Archaeologists have discovered in China a small statuette of a bird older than 13 thousand years. It is the oldest specimen of sculptural art in East Asia. A description of the findings in the journal PLOS ONE.

The figurine was found in 2005 in the town of Linzin in Henan province. Chinese archaeologists under the leadership of Janana Lee (Li Zhanyang) from Shandong University studied the sequence of deposits containing eleven cultural layers age of 120 thousand years ago to the bronze age. One of the layers was broken in 1958, when digging a well, but all the excavated material was folded in a pile nearby.

Scientists have sifted through pile material and found in it pieces of black flint, similar to those present in the pristine layer, and a few artifacts — pottery shards, animal bones and charred figurine of a bird on a pedestal carved out of one of those bones. One of the bones had traces of chiselling, such as the sculpture of a bird.

Using the results of radiocarbon Dating for 28 samples of bone, the researchers determined the age of the figures with 13.4 and 13.2 thousand years. Prior to this, the oldest sculpture in East Asia were considered Chinese jade bird Neolithic age about five thousand years. The oldest examples in the world volume of art — figures of animals and people carved from mammoth ivory, found in Europe and are between the ages 40-38 thousands of years.

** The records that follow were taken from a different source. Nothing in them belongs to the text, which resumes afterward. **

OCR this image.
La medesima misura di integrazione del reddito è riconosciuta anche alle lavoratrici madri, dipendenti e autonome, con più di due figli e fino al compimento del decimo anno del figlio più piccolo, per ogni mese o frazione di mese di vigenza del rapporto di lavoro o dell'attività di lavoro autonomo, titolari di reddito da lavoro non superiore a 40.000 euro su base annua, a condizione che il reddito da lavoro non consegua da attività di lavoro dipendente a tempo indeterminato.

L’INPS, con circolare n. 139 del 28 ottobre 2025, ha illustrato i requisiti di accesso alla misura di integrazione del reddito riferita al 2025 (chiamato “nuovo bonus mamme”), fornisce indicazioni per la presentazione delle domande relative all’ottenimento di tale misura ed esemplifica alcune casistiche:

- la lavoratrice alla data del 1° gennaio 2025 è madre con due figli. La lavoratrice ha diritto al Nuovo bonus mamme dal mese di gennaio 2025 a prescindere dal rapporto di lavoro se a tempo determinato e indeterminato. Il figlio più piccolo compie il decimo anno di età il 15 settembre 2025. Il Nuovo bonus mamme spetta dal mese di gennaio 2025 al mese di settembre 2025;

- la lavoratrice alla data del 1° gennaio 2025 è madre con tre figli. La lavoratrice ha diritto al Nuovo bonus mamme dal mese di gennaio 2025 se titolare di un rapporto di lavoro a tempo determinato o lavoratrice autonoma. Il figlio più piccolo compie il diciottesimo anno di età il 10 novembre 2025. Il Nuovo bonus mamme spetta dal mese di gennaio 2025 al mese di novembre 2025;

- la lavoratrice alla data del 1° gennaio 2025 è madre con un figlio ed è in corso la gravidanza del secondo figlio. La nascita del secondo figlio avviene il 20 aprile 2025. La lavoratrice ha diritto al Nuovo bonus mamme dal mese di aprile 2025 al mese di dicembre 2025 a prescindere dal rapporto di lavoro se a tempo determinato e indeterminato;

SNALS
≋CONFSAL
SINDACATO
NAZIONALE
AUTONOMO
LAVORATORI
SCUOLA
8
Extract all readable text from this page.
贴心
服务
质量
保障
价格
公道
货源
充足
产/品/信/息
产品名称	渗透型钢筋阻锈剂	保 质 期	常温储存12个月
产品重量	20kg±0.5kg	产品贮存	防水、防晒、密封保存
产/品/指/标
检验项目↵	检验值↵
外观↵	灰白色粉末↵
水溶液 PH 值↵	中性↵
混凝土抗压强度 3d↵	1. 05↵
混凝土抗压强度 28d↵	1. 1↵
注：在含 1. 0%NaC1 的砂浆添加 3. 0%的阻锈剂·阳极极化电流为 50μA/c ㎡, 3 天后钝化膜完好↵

"This discovery identificeret original artistic tradition of the representation of birds in Chinese art, pushing her for more than 8500 years back centuries, the authors write in the article. — Figurine differs technically and stylistically from the other samples found in Western Europe and Siberia, and it can be a link between younger Chinese sculptures and famous examples of Paleolithic".

The authors note that even this one finds enough to understand that in East Asia in the Paleolithic formed its own unique artistic tradition, unlike its images on ancient culture of European and Siberian peoples.

In collaboration with colleagues from France, Norway and Israel, Chinese scientists have explored the figure with the help of modern analytical techniques such as confocal microscopy and computer microtomography. This allowed the scientists to reconstruct the Paleolithic artist's approach to making sculpture and the techniques of material processing.

Only the researchers identified four cutting methods in which the processed surface, which required, according to the authors, the alternation of different instruments and movements.

The authors note that the figure of Linzin the only Paleolithic three-dimensional object carved from burnt bone and depicting a bird standing on a pedestal. It is also the only carved artifact from the Paleolithic era, for which, thanks to exceptional safety, were able to recreate in detail to document all the stages of its manufacture.